Together these two processes implement the safe, per-sample execution model: independent, containerised per-sample runs that publish self-contained outputs, followed by a small aggregation step that is cheap and easily retryable.

I/O, storage and filesystem considerations

  • Small files: avoid creating millions of tiny files on metadata-limited filesystems. Keep per-sample outputs grouped under a single directory per sample.
  • Compression: BactScout reads compressed FASTQs; avoid repeatedly decompressing the same input across many concurrent jobs on a shared filesystem — stage or copy inputs to local disk when possible.
  • Temporary directories: prefer node-local scratch (e.g., $TMPDIR) for temporary files and then copy the final outputs back to the shared output directory.

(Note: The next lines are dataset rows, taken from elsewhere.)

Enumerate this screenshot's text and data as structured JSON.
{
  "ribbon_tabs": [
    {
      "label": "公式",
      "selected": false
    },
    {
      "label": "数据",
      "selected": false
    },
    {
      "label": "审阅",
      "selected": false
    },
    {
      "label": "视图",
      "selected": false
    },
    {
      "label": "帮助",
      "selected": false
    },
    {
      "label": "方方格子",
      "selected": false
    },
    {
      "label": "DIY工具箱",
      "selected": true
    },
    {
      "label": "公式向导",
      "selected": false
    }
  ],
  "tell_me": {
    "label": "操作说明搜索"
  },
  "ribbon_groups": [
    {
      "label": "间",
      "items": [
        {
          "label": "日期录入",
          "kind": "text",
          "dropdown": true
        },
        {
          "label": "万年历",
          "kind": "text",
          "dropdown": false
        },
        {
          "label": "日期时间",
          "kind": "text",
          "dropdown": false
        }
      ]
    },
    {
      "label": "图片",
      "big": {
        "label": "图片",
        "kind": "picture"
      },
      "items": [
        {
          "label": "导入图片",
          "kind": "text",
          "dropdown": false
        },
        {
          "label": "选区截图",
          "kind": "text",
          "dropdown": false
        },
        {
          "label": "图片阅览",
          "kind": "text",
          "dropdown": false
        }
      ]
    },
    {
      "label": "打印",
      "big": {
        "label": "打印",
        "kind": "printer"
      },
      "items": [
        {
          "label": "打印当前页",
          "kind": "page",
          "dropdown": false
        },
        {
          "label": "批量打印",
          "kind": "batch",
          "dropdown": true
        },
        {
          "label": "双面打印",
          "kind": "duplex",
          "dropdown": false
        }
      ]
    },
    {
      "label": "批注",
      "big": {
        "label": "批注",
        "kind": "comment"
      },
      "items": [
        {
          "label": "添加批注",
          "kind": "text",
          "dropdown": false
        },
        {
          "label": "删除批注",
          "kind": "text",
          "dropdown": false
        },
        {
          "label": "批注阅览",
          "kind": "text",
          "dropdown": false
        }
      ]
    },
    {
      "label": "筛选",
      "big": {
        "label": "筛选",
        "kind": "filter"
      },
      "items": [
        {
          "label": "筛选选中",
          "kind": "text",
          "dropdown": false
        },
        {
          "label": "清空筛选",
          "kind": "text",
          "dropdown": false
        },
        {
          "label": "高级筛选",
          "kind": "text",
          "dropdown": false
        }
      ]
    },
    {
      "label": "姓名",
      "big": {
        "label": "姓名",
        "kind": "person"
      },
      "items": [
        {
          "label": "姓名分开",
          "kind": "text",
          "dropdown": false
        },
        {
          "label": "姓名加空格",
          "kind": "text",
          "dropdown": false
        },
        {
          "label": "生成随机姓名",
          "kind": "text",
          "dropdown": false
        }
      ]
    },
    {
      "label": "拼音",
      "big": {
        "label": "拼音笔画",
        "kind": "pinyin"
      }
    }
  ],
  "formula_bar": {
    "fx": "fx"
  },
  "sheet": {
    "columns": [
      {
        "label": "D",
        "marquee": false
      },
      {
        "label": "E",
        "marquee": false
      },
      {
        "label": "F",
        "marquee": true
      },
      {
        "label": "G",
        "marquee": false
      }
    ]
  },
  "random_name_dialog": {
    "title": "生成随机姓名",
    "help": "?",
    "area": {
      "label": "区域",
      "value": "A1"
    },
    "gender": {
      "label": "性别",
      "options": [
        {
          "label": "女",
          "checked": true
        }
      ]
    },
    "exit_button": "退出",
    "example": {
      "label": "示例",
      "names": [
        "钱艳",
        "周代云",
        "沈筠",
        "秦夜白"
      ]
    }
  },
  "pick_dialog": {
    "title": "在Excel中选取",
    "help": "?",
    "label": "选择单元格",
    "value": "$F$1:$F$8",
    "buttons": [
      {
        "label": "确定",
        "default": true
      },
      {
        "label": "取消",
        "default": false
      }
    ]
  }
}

Resource monitoring and tuning

  • Start with conservative --threads and per-job memory values; collect resource usage (use --report-resources when running bactscout collect) and tune based on observed CPU and memory footprints.
  • Typical per-sample settings depend on the tools BactScout calls (fastp, Sylph, stringMLST). On modest inputs, --threads 2-4 and 4–8 GB RAM per sample is a reasonable starting point; adjust upwards for larger genomes or deeper coverage.

Debugging and retries

  • Run a single sample locally with verbose logging to confirm the config and container bindings before launching large batches.
  • Use the workflow engine's retry behavior or job-array retry logic to re-run failed samples. Keep per-sample output directories intact so you can inspect logs and intermediate files for failures.

Example: adapt the nextflow_example for your site

  1. Fork nextflow_example (This is in the github repo)and set params.input_dir and params.output_dir to your paths.
  2. Build or choose a container image that bundles BactScout and its runtime dependencies (or install BactScout in the cluster environment and remove the container directives).
  3. Tune process defaults in nextflow.config (cpus, memory) and/or set process-level resource hints for collect_sample.
  4. Test with a small set of samples, confirm final_summary.csv contents, then scale to the whole cohort.

BactScout is intentionally designed so each sample is an independent unit of work. That makes it straightforward to scale: choose the orchestration primitive you prefer (parallel processes, job arrays, or a workflow engine), size resources per-sample, stage inputs to local storage when appropriate, and aggregate results with bactscout summary.